I’m a self-confessed hardcore horror addict, and I really liked the original movie which came onto the screens with a lot of mixed reviews, but managed to keep me thrilled. I wasn’t surprised there would be a sequel and wasn’t expecting much but got more than I bargained for. There’s barely any stars in the movie which makes it more believable when the characters die in their awfully gruesome deaths and there’s plenty of gruesome deaths to go around. From a ladder through the eyes, to being crushed by glass, to being spliced by a wire fence, there’s a lot of gory painful deaths shown in this movie, and the director doesn’t hold back.
As where the first one was gory but more subdued, this one goes all out. Beware those with the faint of heart or weak stomachs, this is a gag inducer often showing body parts and cut off heads without ever pulling away. I was in awe wondering how the MPAA ever let the producers get away with this one. As always, death is a sinister presence, and thankfully, the director doesn’t show death itself and ruin the movie but we do get close to seeing it by peeking at a silhouette of its creepy skull hands in a window. Ooh! A lot of the characters are set up to die horribly and I enjoyed waiting for the next death and watching it unfold before my eyes, guessing which one would get the axe… literally. It was a lot of fun. There’s not just awesome gore, there’s also a very cool and sometimes confusing plot within the movie that unfolds and creates these incredible plot twists towards the climax of the film that will leave you gasping aloud.
What amazed me was that the director and screenwriters follow up from the first film! We get to find out what happened to the last three survivors from the first (I ain’t telling), and the storyline here basically plays by the storyline from the first one pretty much depending on the plane tragedy that started this whole mess. Tony Todd makes another appearance as the creepy Looney mortician that acts as a guide and somewhat heckler for the kids telling them, “you can’t beat death.” I didn’t realize it until I heard the commentary from the director and writers but It left me thinking: Is Tony Todd’s character a human manifestation of death? Or is he simply a messenger from death there only to taunt the kids wickedly? That is an excellent riddle the filmmakers never solved but it made for some great debating.
The DVD features a lot of great extras including deleted and alternate scenes, a creepy card game predicting how you’ll die, and a funny cheesy documentary testing the fear levels on people who watched this movie. This follows the storyline from the first one and depends on it for plot twists but doesn’t include the exact atmosphere and paranoia the first one gave audiences. The original had me paranoid like a wimp looking around nervously as where this simply doesn’t use the device. The gore is cool but after a while becomes pretty boring and loses all of its effect on you. There’s so much gore and violent scenes it left me tired and yawning often without flinching at the bloody scenes. The movie also lacks any suspense putting upon a more lighter setting rather than the first which seemed more like a modern episode from “The Twilight Zone”.

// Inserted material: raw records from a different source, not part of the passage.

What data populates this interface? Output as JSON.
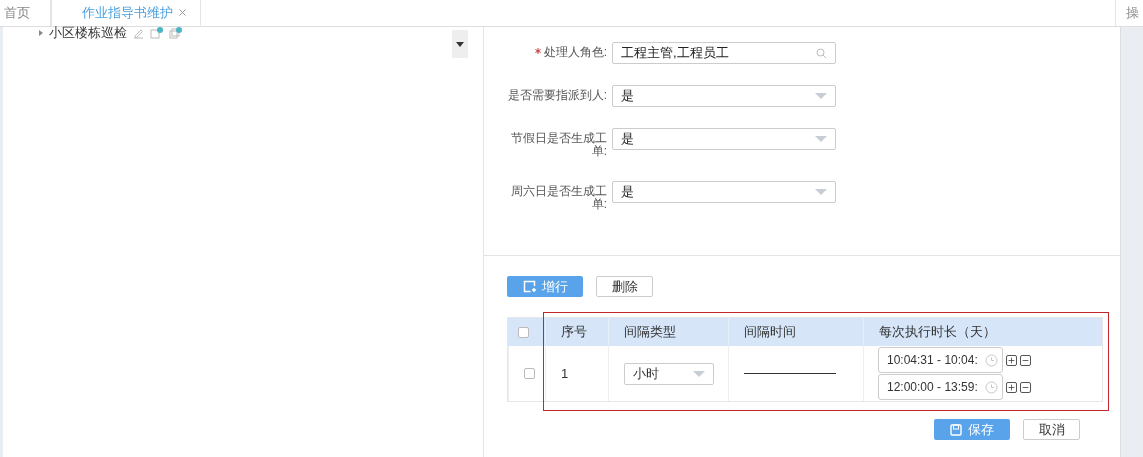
{
  "tabs": [
    {
      "label": "首页",
      "selected": false,
      "closable": false
    },
    {
      "label": "作业指导书维护",
      "selected": true,
      "closable": true
    },
    {
      "label": "操",
      "selected": false,
      "closable": false
    }
  ],
  "tree": {
    "items": [
      {
        "label": "小区楼栋巡检",
        "expanded": false
      }
    ]
  },
  "form": {
    "fields": [
      {
        "kind": "search",
        "label": "处理人角色:",
        "required": true,
        "value": "工程主管,工程员工"
      },
      {
        "kind": "select",
        "label": "是否需要指派到人:",
        "required": false,
        "value": "是"
      },
      {
        "kind": "select",
        "label": "节假日是否生成工单:",
        "required": false,
        "value": "是"
      },
      {
        "kind": "select",
        "label": "周六日是否生成工单:",
        "required": false,
        "value": "是"
      }
    ]
  },
  "toolbar": {
    "add": "增行",
    "delete": "删除"
  },
  "table": {
    "columns": [
      "序号",
      "间隔类型",
      "间隔时间",
      "每次执行时长（天）"
    ],
    "header_checked": false,
    "rows": [
      {
        "checked": false,
        "index": "1",
        "interval_type": "小时",
        "times": [
          "10:04:31 - 10:04:",
          "12:00:00 - 13:59:"
        ]
      }
    ]
  },
  "actions": {
    "save": "保存",
    "cancel": "取消"
  }
}
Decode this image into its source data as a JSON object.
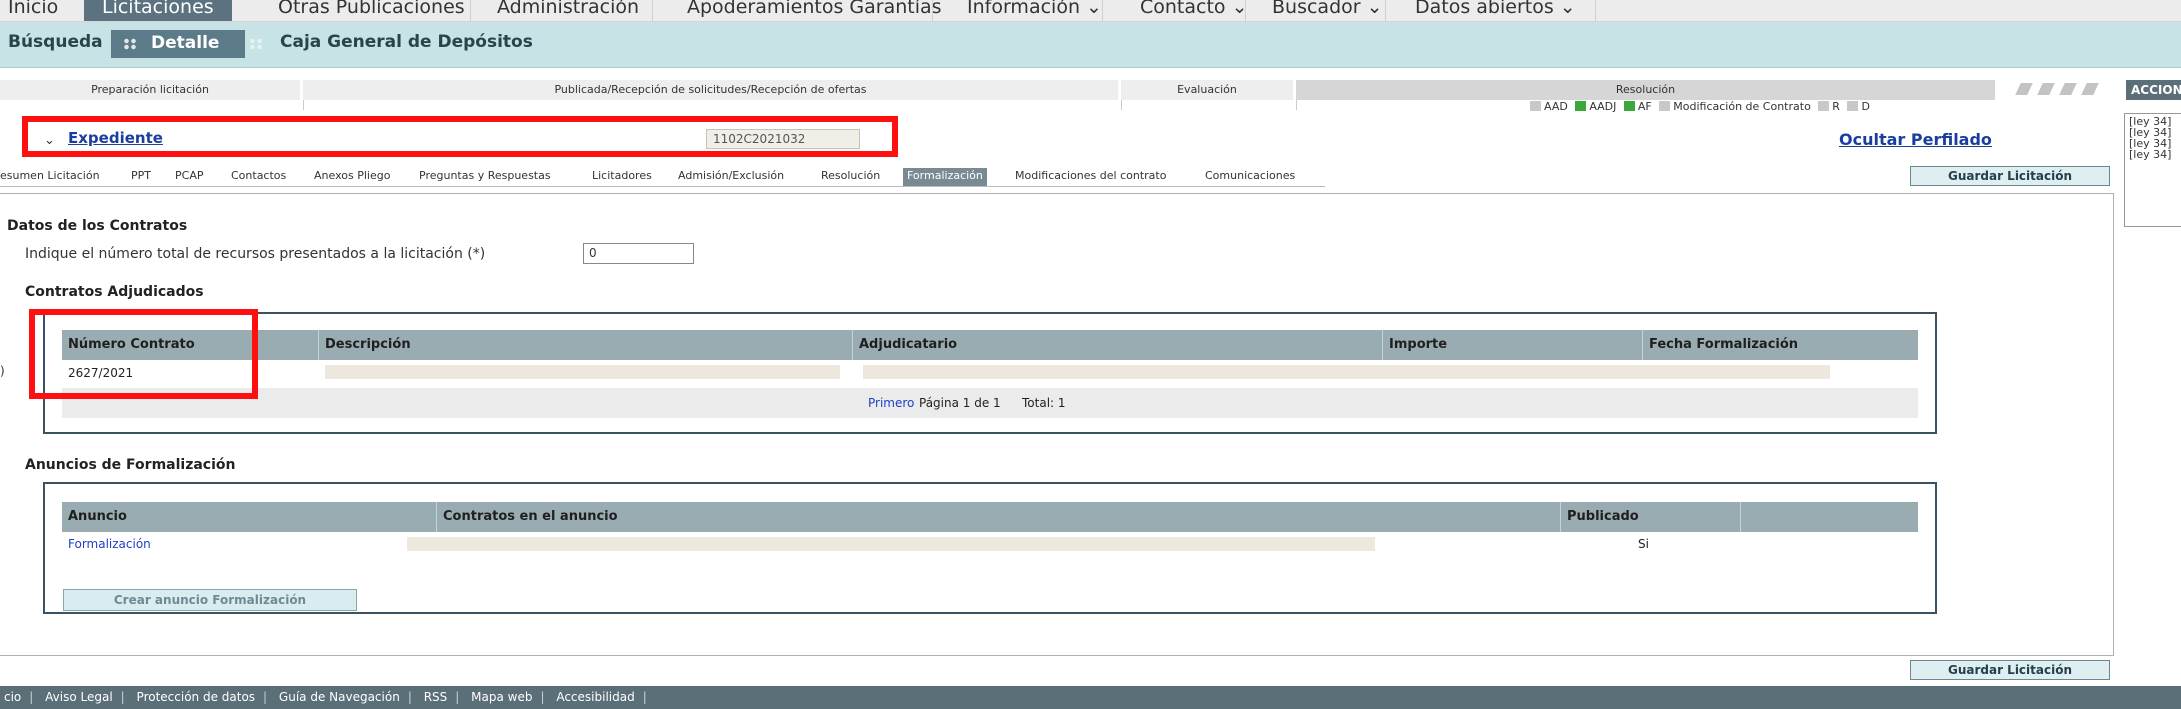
{
  "top_nav": {
    "items": [
      "Inicio",
      "Licitaciones",
      "Otras Publicaciones",
      "Administración",
      "Apoderamientos Garantías",
      "Información ⌄",
      "Contacto ⌄",
      "Buscador ⌄",
      "Datos abiertos ⌄"
    ],
    "active": "Licitaciones"
  },
  "sub_nav": {
    "items": [
      "Búsqueda",
      "Detalle",
      "Caja General de Depósitos"
    ],
    "active": "Detalle"
  },
  "phases": {
    "items": [
      "Preparación licitación",
      "Publicada/Recepción de solicitudes/Recepción de ofertas",
      "Evaluación",
      "Resolución"
    ],
    "legend": [
      {
        "label": "AAD",
        "color": "#c8c8c8"
      },
      {
        "label": "AADJ",
        "color": "#3aa83a"
      },
      {
        "label": "AF",
        "color": "#3aa83a"
      },
      {
        "label": "Modificación de Contrato",
        "color": "#c8c8c8"
      },
      {
        "label": "R",
        "color": "#c8c8c8"
      },
      {
        "label": "D",
        "color": "#c8c8c8"
      }
    ]
  },
  "acciones": {
    "title": "ACCION",
    "lines": [
      "[ley 34]",
      "[ley 34]",
      "[ley 34]",
      "[ley 34]"
    ]
  },
  "expediente": {
    "label": "Expediente",
    "value": "1102C2021032",
    "ocultar": "Ocultar Perfilado"
  },
  "tabs": {
    "items": [
      "esumen Licitación",
      "PPT",
      "PCAP",
      "Contactos",
      "Anexos Pliego",
      "Preguntas y Respuestas",
      "Licitadores",
      "Admisión/Exclusión",
      "Resolución",
      "Formalización",
      "Modificaciones del contrato",
      "Comunicaciones"
    ],
    "active": "Formalización"
  },
  "guardar_label": "Guardar Licitación",
  "datos": {
    "title": "Datos de los Contratos",
    "recursos_label": "Indique el número total de recursos presentados a la licitación (*)",
    "recursos_value": "0",
    "contratos_title": "Contratos Adjudicados"
  },
  "contratos_table": {
    "headers": [
      "Número Contrato",
      "Descripción",
      "Adjudicatario",
      "Importe",
      "Fecha Formalización"
    ],
    "rows": [
      [
        "2627/2021",
        "",
        "",
        "",
        ""
      ]
    ],
    "pager": {
      "first": "Primero",
      "page": "Página 1 de 1",
      "total": "Total: 1"
    }
  },
  "anuncios": {
    "title": "Anuncios de Formalización",
    "headers": [
      "Anuncio",
      "Contratos en el anuncio",
      "Publicado",
      ""
    ],
    "rows": [
      [
        "Formalización",
        "",
        "Si",
        ""
      ]
    ],
    "crear_label": "Crear anuncio Formalización"
  },
  "footer": {
    "items": [
      "cio",
      "Aviso Legal",
      "Protección de datos",
      "Guía de Navegación",
      "RSS",
      "Mapa web",
      "Accesibilidad"
    ]
  },
  "left_mark": ")"
}
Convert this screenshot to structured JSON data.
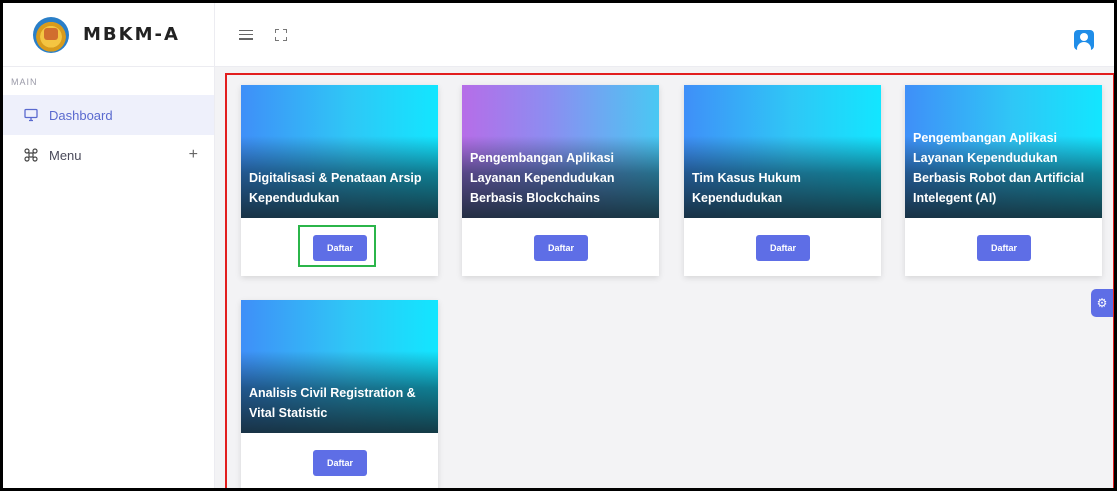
{
  "brand": {
    "name": "MBKM-A"
  },
  "sidebar": {
    "section_label": "MAIN",
    "items": [
      {
        "label": "Dashboard",
        "icon": "monitor-icon",
        "active": true
      },
      {
        "label": "Menu",
        "icon": "command-icon",
        "expand": "+"
      }
    ]
  },
  "topbar": {
    "icons": [
      "hamburger-icon",
      "fullscreen-icon",
      "user-avatar-icon"
    ]
  },
  "cards": [
    {
      "title": "Digitalisasi & Penataan Arsip Kependudukan",
      "button": "Daftar",
      "highlighted": true
    },
    {
      "title": "Pengembangan Aplikasi Layanan Kependudukan Berbasis Blockchains",
      "button": "Daftar"
    },
    {
      "title": "Tim Kasus Hukum Kependudukan",
      "button": "Daftar"
    },
    {
      "title": "Pengembangan Aplikasi Layanan Kependudukan Berbasis Robot dan Artificial Intelegent (AI)",
      "button": "Daftar"
    },
    {
      "title": "Analisis Civil Registration & Vital Statistic",
      "button": "Daftar"
    }
  ],
  "colors": {
    "accent": "#5e6ee6",
    "highlight_box": "#e21e1e",
    "focus_box": "#2bb54a"
  }
}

The story is very confusing and often left me pausing the DVD to figure out what in god’s name they were talking about. Heck, even the actors seemed confused while muttering the nonsensical lines. The first storyline was simple: you cheated death, now he’s back to finish the job. In here it tries to become too philosophical and attempts to mean something but fails and just comes off as desperate. The problem I had with this movie too is that the presence of death is resorted from a demonic presence to a mere trickster. In the first film he relied on human error to kill his victims; it’s called “cause and effect”, people! For example (bear with me), in the first one the teacher had cold liquor in a mug, and then put hot tea in it which caused it to crack from the change in temperatures.
She put the mug on her plugged in computer which leaked liquid into the device which in turn caused a breakdown causing the screen to explode in the woman’s face putting shards of glass into her neck. In this, death does a whole bunch of cheesy booby traps, one of which involving a ball and mouse trap that looked like it jumped off the screen of a bad “Looney tunes” episode and made me cringe in my seat. Eck! The film also tends to have your usual cast of characters and stereotypes in the movie: the impish main character, the husky love interest, the skeptic nonbeliever, the rich snobby girl, and the stoned druggie. It all becomes so predictable and you know only a few will make it to the end of the film. Also, the studios give top-billing to Ali Larter who doesn’t do much in the movie and isn’t the main focus of the story. She simply acts as a helper within the survivors only to be killed off later on.
Alas, as all films do, this has a terrible ending and it seems the screenwriters didn’t know how to cut it off (pun intended). The inevitable last five minutes features a very cheesy and somewhat campy incident that looks like the filmmakers turned around and laughed at the audience thus ruining the entire shock factor of the film. As where the ending in the original film left you paranoid and dripping with surprise, this one will make you laugh, and for some will make them cringe. Decent at best this is a lighter, campier, but gorier sequel to the original. Pop this in for an entertaining time and hope death doesn’t come for you.